By the year end, Mr Duddy expects to have around £300m in cash on the balance sheet and the group has recently implemented better cashflow management, which should strengthen cash conversion. The group also has a loan book of about £450m, so could potentially securitise this should it need more cash
There is no doubt that the new direction is ambitious, but it is certainly achievable. The plans appear to imply like-for-like sales growth of about 3pc at the Argos chain. However, trading is very tough at the moment.
The interims released alongside the strategy review, saw like-for-like sales at Argos rise just 0.6pc and this was from a low base. Same-store sales in the equivalent period of 2011 fell by 9.1pc. Total (Brussels: FP.BR - news) pre-tax profit at the group, which also owns Homebase, fell 37pc, with Argos operating profit down 3pc.
The shares have surged by 60pc in the run up to the strategic review and are now trading on a February 2013 earnings multiple of 18, falling to 16 in 2014. This is a heady rating when compared with Dixons Retail (Other OTC: DSITF.PK - news) , which trades on a multiple of 15, falling to 10.5. Essentially, the valuation is pricing in a near-perfect execution of the new strategy.
There is no doubt that Mr Duddy’s plan is correct that’s why investors have propelled the shares to such a high rating. However, any missteps or deterioration in the consumer backdrop will be punished. On valuation grounds, avoid.
dreamcatcher
- 16 Jan 2013 20:43
- 44 of 80
Argos and Homebase owner Home Retail (LON:HOME) has been feeling the biting wind of competition blowing from the Internet, as well as High Street rivals such as Tesco and Dixons.

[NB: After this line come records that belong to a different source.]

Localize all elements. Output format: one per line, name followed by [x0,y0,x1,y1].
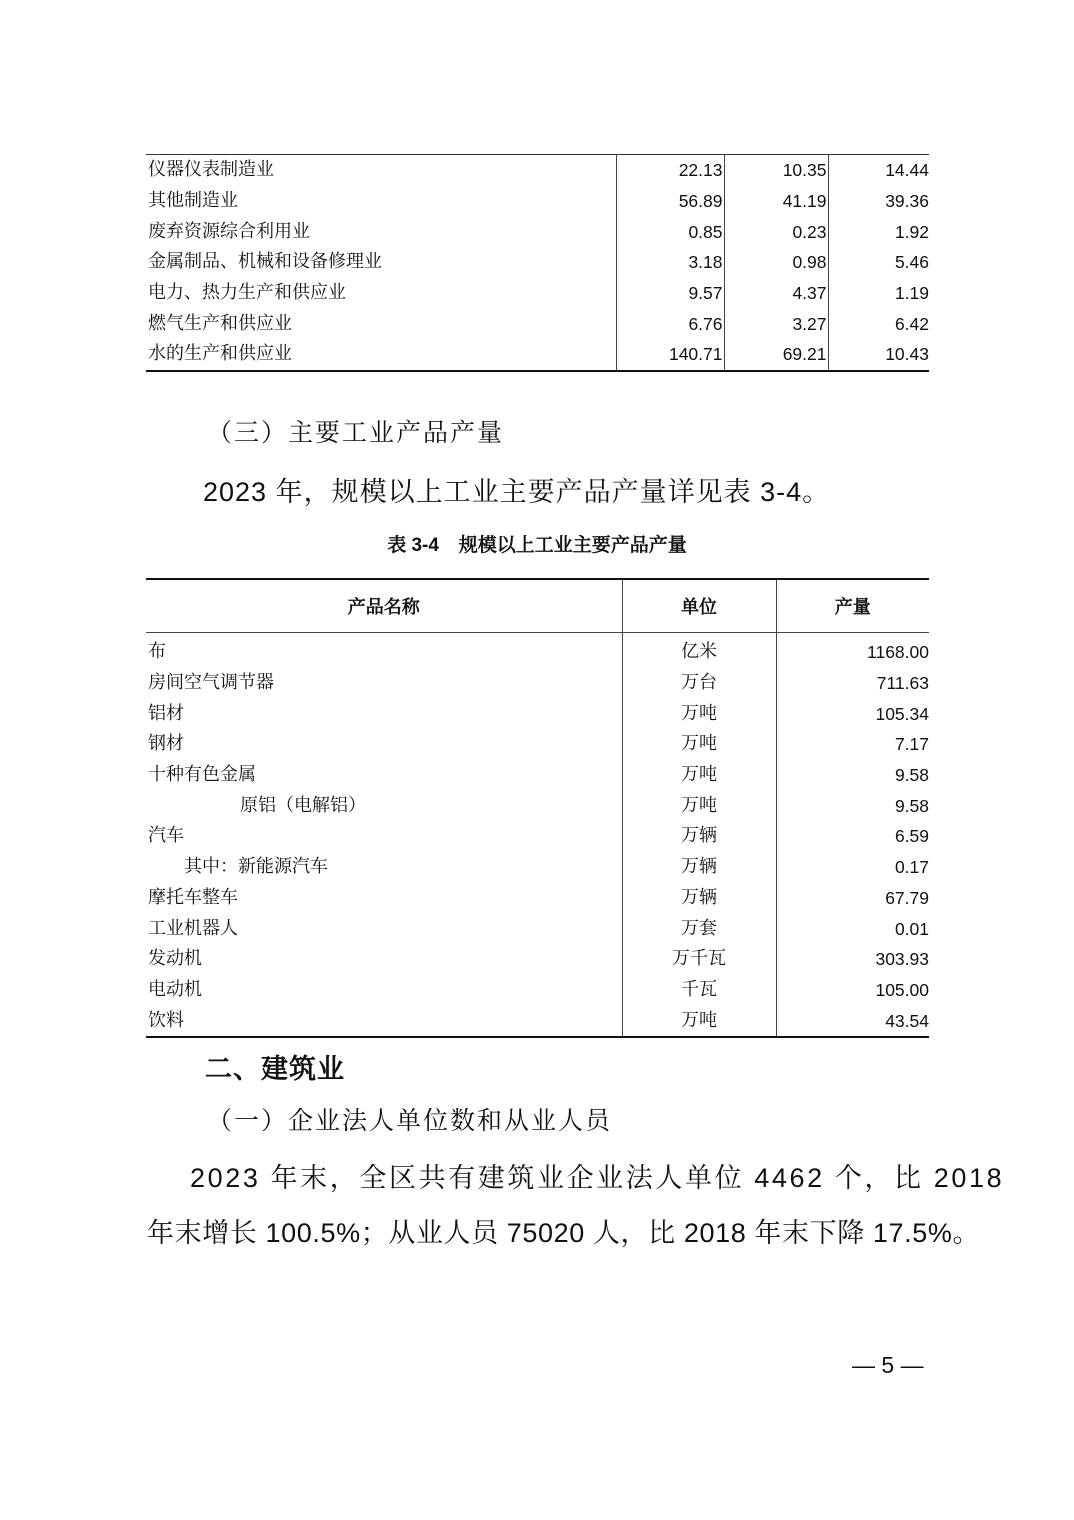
header-unit: 单位 [622,579,776,633]
product-output-value: 105.34 [776,698,929,729]
product-unit: 万千瓦 [622,944,776,975]
value-col1 [616,247,724,278]
value-col3-text: 6.42 [894,313,929,334]
value-col3-text: 14.44 [885,160,929,181]
value-col2-text: 41.19 [782,191,827,212]
construction-paragraph-line1: 2023 年末，全区共有建筑业企业法人单位 4462 个，比 2018 [190,1163,1005,1193]
product-name: 钢材 [148,733,184,755]
product-name: 其中：新能源汽车 [184,856,328,878]
table-row [146,216,929,247]
product-name: 工业机器人 [148,917,238,939]
industry-name: 其他制造业 [148,190,238,212]
value-col2 [724,186,828,217]
industry-name: 水的生产和供应业 [148,343,292,365]
product-unit: 万吨 [622,1005,776,1037]
value-col2-text: 3.27 [792,313,827,334]
table-row [146,308,929,339]
value-col2-text: 10.35 [782,160,827,181]
product-unit: 万辆 [622,852,776,883]
value-col1 [616,339,724,371]
product-output-value: 7.17 [776,729,929,760]
table-row [146,186,929,217]
value-col1 [616,278,724,309]
industry-name: 燃气生产和供应业 [148,312,292,334]
value-col2-text: 69.21 [782,344,827,365]
product-name: 房间空气调节器 [148,672,274,694]
industry-name: 仪器仪表制造业 [148,159,274,181]
value-col3 [828,155,929,186]
product-output-value: 43.54 [776,1005,929,1037]
value-col3-text: 1.92 [894,221,929,242]
product-unit: 万套 [622,913,776,944]
table-header-row [146,579,929,633]
table-row [146,633,929,668]
value-col3 [828,247,929,278]
table-row [146,913,929,944]
value-col1-text: 9.57 [688,283,723,304]
value-col1-text: 56.89 [678,191,723,212]
industry-name: 金属制品、机械和设备修理业 [148,251,382,273]
table-row [146,852,929,883]
value-col2-text: 0.98 [792,252,827,273]
industry-table-continuation [146,154,929,372]
product-output-value: 0.17 [776,852,929,883]
value-col2 [724,339,828,371]
product-output-table [146,578,929,1038]
product-output-value: 1168.00 [776,633,929,668]
product-output-value: 711.63 [776,668,929,699]
product-name: 发动机 [148,948,202,970]
value-col1 [616,155,724,186]
table-row [146,975,929,1006]
value-col1-text: 140.71 [668,344,723,365]
value-col2-text: 4.37 [792,283,827,304]
value-col3 [828,186,929,217]
table-row [146,278,929,309]
table-caption-title: 规模以上工业主要产品产量 [458,534,687,556]
product-unit: 万吨 [622,790,776,821]
table-row [146,668,929,699]
header-output: 产量 [776,579,929,633]
product-name: 汽车 [148,825,184,847]
value-col3-text: 5.46 [894,252,929,273]
product-name: 十种有色金属 [148,764,256,786]
section-heading-product-output: （三）主要工业产品产量 [207,418,505,447]
value-col1-text: 6.76 [688,313,723,334]
product-output-value: 105.00 [776,975,929,1006]
value-col3-text: 39.36 [885,191,929,212]
product-name: 铝材 [148,702,184,724]
product-unit: 万吨 [622,729,776,760]
industry-name: 废弃资源综合利用业 [148,220,310,242]
value-col1-text: 3.18 [688,252,723,273]
product-output-value: 6.59 [776,821,929,852]
table-row [146,790,929,821]
value-col3 [828,278,929,309]
table-row [146,698,929,729]
subsection-heading-enterprises: （一）企业法人单位数和从业人员 [207,1106,613,1135]
product-name: 摩托车整车 [148,886,238,908]
product-unit: 亿米 [622,633,776,668]
product-unit: 万辆 [622,821,776,852]
value-col1-text: 22.13 [678,160,723,181]
table-row [146,729,929,760]
value-col2 [724,278,828,309]
table-row [146,821,929,852]
table-row [146,247,929,278]
value-col1 [616,308,724,339]
product-unit: 万吨 [622,698,776,729]
value-col2 [724,308,828,339]
value-col2-text: 0.23 [792,221,827,242]
value-col3-text: 1.19 [894,283,929,304]
value-col3 [828,216,929,247]
value-col3 [828,308,929,339]
product-output-value: 67.79 [776,883,929,914]
construction-paragraph-line2: 年末增长 100.5%；从业人员 75020 人，比 2018 年末下降 17.5%。 [147,1218,981,1248]
section-heading-construction: 二、建筑业 [205,1054,345,1085]
value-col2 [724,247,828,278]
table-row [146,760,929,791]
product-name: 布 [148,641,166,663]
product-name: 电动机 [148,978,202,1000]
value-col1-text: 0.85 [688,221,723,242]
table-caption-number: 表 3-4 [387,535,439,556]
page-number: — 5 — [852,1352,924,1378]
product-output-value: 9.58 [776,790,929,821]
table-caption [0,530,1074,557]
product-output-value: 0.01 [776,913,929,944]
table-row [146,944,929,975]
product-output-value: 303.93 [776,944,929,975]
industry-name: 电力、热力生产和供应业 [148,282,346,304]
value-col3-text: 10.43 [885,344,929,365]
table-row [146,155,929,186]
product-output-paragraph: 2023 年，规模以上工业主要产品产量详见表 3-4。 [203,477,831,507]
value-col2 [724,216,828,247]
product-unit: 万台 [622,668,776,699]
product-name: 饮料 [148,1009,184,1031]
value-col3 [828,339,929,371]
product-unit: 千瓦 [622,975,776,1006]
product-name: 原铝（电解铝） [240,794,366,816]
header-product-name: 产品名称 [146,579,622,633]
value-col1 [616,186,724,217]
product-output-value: 9.58 [776,760,929,791]
product-unit: 万吨 [622,760,776,791]
value-col1 [616,216,724,247]
table-row [146,883,929,914]
table-row [146,1005,929,1037]
table-row [146,339,929,371]
value-col2 [724,155,828,186]
product-unit: 万辆 [622,883,776,914]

The group makes its third quarter (Q3) trading update, covering the 18 weeks from September to December.
“For Argos … we forecast 3Q LFL sales growth of only +0.5% with a gross margin hit of -60 basis points (bps), predominantly due to an adverse sales mix along with some price investment. We believe the consensus LFL sales estimate for Argos is around 0.3% with a wide range of -2.5% to 2% and consensus gross margin estimate is c. -50bps, with a range of -75bps to 25bps,” reports Caroline Gulliver, the retail analyst at Espirito Santo.
For Homebase, Gulliver forecasts a 1.5% decline in LFL sales for the third quarter.
“We believe the consensus LFL sales estimate for Homebase is -2.3%, with a wide range of -4.2% to +1%. We are forecasting gross margin of +25 bps, with consensus c.-25 bps with a range of -100 to +50bps,” Gulliver revealed
skinny
- 17 Jan 2013 07:14
- 45 of 80
Interim Management Statement
Argos
Total sales at Argos grew by 1.6% to £1,744m. Net closed space reduced sales by 1.1% in the period with the store portfolio remaining at 739.
Like-for-like sales increased by 2.7% in the period. Consumer electronics continued to deliver an improved sales performance driven by strong growth in tablets, which together with further growth in white goods, toys and core electricals, offset weaker trading in the homewares and jewellery categories.
The approximate 50 basis point gross margin decline was principally driven by the sales mix impact from the improved performance in consumer electronics and price investment, partially offset by the anticipated net benefit of favourable currency and reduced shipping costs.
Homebase
Total sales at Homebase declined by 4.5% to £453m. Net closed space reduced sales by 0.6%; three stores closed in the period, reducing the store portfolio to 337.
Like-for-like sales declined by 3.9% in the period principally driven by the continued weakness in big ticket sales.
The approximate 50 basis point gross margin decline was principally driven by an increased level of clearance activity.
Other
No other material events, transactions or impacts on the Group's financial position have taken place since the previously announced 1 September 2012 balance sheet date.